I also have a round file that i can use just to get a little extra room.
Thoughts?
For the crack, get some thin super glue and what they call a whip tail, it’s like a thin piece of plastic flexible rod that goes in the end.
you can use that to wick some of the super glue into the crack to stabilise it.
I’d be really careful about widening the hole, I’d be more inclined to get some wax and lubricate the anchor before putting it in.
Give the glue overnight to set and cure before you do it though.
Thanks for the advice FW, I hadn’t thought of that but will give that a go.
Also put the post receivers in the freezer for 20mins before tapping them in. Plus some wax and they should go in easily. Then the will warm up, expand and seat themselves.
Thanks SM. I definitely wouldn’t have thought of that! Just hope the hairline crack doesn’t worsen over time with all those dive bombs in hanging out to do with the FR!
UPDATE: I tried one of the pegs in the freezer and it went in!

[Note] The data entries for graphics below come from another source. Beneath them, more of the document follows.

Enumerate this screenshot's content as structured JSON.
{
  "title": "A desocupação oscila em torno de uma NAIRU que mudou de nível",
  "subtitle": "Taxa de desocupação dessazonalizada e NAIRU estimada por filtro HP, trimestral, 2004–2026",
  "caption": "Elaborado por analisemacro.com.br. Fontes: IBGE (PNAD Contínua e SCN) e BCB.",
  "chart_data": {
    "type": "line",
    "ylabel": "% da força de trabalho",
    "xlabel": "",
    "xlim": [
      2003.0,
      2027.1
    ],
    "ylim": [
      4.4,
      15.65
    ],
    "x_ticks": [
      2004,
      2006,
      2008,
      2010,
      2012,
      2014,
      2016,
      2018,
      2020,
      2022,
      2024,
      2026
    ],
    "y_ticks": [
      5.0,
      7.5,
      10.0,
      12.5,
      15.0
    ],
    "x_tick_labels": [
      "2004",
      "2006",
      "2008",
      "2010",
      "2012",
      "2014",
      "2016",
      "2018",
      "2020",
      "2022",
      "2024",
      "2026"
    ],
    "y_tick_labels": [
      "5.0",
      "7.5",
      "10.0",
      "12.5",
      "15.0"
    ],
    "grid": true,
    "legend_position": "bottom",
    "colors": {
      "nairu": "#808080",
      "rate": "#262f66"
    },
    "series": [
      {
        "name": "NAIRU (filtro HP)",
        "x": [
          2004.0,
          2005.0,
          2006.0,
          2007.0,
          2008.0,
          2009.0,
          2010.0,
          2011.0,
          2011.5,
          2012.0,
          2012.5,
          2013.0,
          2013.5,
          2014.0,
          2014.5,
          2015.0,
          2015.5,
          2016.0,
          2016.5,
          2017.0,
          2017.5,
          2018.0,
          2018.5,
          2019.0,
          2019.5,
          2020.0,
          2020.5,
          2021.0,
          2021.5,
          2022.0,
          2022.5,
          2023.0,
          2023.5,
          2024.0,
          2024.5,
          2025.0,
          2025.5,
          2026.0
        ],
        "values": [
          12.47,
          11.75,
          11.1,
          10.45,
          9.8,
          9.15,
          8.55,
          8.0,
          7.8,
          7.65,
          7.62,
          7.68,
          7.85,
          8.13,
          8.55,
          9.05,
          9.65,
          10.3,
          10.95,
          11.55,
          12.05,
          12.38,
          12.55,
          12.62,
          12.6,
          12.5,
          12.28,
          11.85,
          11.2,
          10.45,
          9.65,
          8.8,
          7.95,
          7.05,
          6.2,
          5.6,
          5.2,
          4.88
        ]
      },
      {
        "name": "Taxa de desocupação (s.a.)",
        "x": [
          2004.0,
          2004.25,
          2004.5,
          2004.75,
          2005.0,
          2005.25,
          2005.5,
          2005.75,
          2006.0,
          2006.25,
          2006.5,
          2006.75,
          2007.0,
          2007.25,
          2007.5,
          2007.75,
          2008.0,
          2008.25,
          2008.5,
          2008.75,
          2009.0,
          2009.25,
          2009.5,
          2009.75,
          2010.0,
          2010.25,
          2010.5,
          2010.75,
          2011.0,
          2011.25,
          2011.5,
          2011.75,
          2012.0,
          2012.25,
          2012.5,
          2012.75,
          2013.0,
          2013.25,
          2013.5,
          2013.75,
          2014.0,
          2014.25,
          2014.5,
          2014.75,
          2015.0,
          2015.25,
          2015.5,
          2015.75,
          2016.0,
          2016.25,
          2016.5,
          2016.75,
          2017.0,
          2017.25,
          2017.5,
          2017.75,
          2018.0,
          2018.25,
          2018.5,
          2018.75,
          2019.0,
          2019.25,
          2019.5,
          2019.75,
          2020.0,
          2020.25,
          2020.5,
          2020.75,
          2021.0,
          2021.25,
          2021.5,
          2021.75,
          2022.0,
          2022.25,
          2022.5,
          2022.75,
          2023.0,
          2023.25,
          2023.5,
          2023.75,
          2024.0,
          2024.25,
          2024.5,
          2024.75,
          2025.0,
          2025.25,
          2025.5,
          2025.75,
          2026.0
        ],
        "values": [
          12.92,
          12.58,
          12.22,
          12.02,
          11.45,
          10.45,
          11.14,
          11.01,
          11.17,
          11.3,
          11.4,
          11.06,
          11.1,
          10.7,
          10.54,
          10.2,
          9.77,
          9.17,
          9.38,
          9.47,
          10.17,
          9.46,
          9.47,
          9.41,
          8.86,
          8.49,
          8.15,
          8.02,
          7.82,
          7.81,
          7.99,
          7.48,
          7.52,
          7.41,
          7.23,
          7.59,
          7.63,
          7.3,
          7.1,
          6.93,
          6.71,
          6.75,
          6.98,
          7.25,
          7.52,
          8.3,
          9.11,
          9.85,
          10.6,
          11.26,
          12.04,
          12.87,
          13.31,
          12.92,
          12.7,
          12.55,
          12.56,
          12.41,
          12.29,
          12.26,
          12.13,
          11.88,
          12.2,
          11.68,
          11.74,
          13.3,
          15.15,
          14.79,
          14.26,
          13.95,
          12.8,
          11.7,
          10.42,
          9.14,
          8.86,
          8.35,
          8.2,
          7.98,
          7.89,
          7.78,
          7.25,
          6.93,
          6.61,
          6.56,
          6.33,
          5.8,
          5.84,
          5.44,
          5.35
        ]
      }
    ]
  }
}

Tried without the wax first to see if it would work and i was able to put in by hand for half of it and tapped in lightly for the rest, with no crack (so far). I was looking at the other one and the more i look the more it seems to be a crack in the clear coat rather than the wood, but not 100% sure.
lol...Being a fixed bridge guy all my life i'm keen to try something new, and with all that re-tuning ahead the excitement may wear off pretty quickly...hahahaha...out comes the whammy bar and the FR is just for looks....
Just after some advice on installing the spring claw.
1. Do i install with the screw hole side flat against the wall of the cavity? or
2. Do in stall with the bottom flat against the bottom of the cavity? or
3. It makes no difference?
Also should the screws go in straight / flat or on a slight downward angle?
You want to get the screws in as flat as you can. If possible, pre drill.
the claw isn’t designed to sit hard up against the wall, it should sit on the rear of the screw heads.
you might have as much as 15 mm of screw exposed once it’s all set up and then you adjust as needed against the string tension to get the trek level.
Thanks FW. Yeah i only put up against the wall to show the difference of where i would have to screw / drill. So is it best to just centre the holes in both directions and go from there? At least then the claw shouldn't be on such an angle as it pops through the top of the cavity?
Correct,, that’s how I’ve done it on mine and it sits nicely below the cover plate, which I also recessed.
Awesome, thanks FW. Get this in and i can think about lining up the neck and doing those screw holes.
Now that i have the neck installed, i'm not 100% happy with the fit. Its really nice and tight (super happy with this) but there is still a 1 to 1.5mm gap between bottom of neck and the top of the pocket.
Could this be because the screw holes in the body are too small and not pulling the neck into the body properly? Things seemed to be flat with no rubbish in the pocket so not sure if screw holes or i guess just needs a little sanding to cater for a slight slant??
Thought i might add a sneak peak at how its coming together...with next steps around fret levelling and cleaning etc before putting scratch plate back on and soldering. Bridge claw installed so just need to sit the bridge in when ready to string. Might put a string retainer in too.
You’ll really want the string retainer bar, it helps keep tuning relatively stable. Unless you are dive bombing like a Stuka Squadron!